By Sungwoo Park
Nov. 6 (Bloomberg) -- Copper, which has more than doubled in price this year, may outperform other metals in 2010 as government infrastructure spending boosts demand for the metal used in electrical wires, Tong Yang Securities Inc. said.
“Prices of industrial metals will advance next year,” Yi Seong Je, a commodities analyst at Tong Yang Securities in Seoul, said by phone yesterday. “Copper will outperform since stimulus spending is focused mostly on infrastructure, which primarily needs the metal.”
Copper gained to a one-year high last month on demand from China, the world’s biggest metals user, and as the dollar slumped against major currencies. China’s government is spending $586 billion to spur the local economy, helping to drive imports to record levels in the first half of 2009.
Yi forecast copper for delivery in three months on the London Metal Exchange may average around $6,500 a ton next year, and top $7,000 a ton by the end of 2010.

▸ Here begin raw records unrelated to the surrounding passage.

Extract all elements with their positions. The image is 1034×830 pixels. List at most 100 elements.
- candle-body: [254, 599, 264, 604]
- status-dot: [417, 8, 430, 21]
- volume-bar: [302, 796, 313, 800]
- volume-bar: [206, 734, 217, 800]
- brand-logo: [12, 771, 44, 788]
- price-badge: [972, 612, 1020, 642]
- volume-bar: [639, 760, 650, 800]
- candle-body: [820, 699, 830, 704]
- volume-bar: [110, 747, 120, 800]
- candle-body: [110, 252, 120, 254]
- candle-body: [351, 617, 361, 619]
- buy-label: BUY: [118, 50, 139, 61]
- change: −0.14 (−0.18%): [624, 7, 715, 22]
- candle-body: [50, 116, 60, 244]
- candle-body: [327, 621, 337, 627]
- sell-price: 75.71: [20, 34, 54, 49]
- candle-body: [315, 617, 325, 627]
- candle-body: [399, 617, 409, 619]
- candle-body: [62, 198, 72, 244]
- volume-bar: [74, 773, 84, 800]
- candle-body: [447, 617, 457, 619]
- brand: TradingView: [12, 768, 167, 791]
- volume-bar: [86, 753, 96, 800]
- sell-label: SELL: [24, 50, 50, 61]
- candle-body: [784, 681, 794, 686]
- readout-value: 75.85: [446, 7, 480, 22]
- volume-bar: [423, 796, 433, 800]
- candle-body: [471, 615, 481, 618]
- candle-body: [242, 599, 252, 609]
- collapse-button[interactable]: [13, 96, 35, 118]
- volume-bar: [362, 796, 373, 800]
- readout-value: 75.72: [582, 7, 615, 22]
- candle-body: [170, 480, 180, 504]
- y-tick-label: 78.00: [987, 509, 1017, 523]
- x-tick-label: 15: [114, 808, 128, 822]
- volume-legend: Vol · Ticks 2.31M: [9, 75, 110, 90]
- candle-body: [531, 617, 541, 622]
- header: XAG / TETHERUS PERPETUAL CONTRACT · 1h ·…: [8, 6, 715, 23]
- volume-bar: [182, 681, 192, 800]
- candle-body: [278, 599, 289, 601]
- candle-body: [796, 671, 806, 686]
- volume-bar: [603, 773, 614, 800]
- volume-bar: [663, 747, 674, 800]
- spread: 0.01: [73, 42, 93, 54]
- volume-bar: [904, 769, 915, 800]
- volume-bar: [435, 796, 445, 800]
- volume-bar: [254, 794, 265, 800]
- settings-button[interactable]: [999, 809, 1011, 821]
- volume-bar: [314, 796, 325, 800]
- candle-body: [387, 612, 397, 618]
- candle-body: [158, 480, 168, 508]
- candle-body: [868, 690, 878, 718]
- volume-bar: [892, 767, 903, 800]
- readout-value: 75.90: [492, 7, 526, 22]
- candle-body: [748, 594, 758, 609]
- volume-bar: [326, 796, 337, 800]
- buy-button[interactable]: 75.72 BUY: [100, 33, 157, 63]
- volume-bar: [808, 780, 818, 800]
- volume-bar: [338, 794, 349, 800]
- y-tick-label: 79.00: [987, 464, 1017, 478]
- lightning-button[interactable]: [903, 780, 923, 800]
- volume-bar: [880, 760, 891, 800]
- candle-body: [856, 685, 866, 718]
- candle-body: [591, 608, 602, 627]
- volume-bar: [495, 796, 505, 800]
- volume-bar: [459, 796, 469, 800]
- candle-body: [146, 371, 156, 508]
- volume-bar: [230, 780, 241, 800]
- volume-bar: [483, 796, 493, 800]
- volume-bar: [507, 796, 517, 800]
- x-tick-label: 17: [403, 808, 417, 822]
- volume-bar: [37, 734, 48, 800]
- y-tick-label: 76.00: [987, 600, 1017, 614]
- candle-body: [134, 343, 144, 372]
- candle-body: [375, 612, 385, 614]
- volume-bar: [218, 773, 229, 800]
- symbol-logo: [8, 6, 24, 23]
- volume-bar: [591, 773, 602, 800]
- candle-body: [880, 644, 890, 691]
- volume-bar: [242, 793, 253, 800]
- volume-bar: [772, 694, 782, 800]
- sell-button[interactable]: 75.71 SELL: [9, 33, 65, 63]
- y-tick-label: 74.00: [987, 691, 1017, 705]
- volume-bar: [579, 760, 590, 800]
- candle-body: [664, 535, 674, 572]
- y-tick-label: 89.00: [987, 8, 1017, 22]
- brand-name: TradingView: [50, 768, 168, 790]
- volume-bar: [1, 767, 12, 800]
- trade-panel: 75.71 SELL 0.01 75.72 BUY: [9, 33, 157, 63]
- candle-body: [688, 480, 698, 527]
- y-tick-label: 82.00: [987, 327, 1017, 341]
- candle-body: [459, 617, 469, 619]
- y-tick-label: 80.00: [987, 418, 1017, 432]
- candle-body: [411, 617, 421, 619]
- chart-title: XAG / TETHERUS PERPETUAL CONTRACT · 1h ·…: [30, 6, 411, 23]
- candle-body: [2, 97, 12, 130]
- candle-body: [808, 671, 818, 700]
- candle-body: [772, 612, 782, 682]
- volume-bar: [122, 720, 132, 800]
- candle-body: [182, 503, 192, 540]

Copper on the LME has averaged $4,907 a ton this year, according to Bloomberg data. The metal gained 0.5 percent to $6,562 a ton at 10:06 a.m. Seoul time.
“What I am closely looking at now is demand-related indicators because current price levels fueled by increased liquidity cannot be sustainable without support from actual demand,” Yi said. “The key is by how much demand in major consuming nations apart from China will recover.”
Aluminum in London has gained 26 percent this year, while zinc has jumped 85 percent and lead has more than doubled.
Base-metal prices may decline toward the end of this year because “fundamentals are too weak” to justify current levels and a rebound in the dollar cannot be ruled out, he said.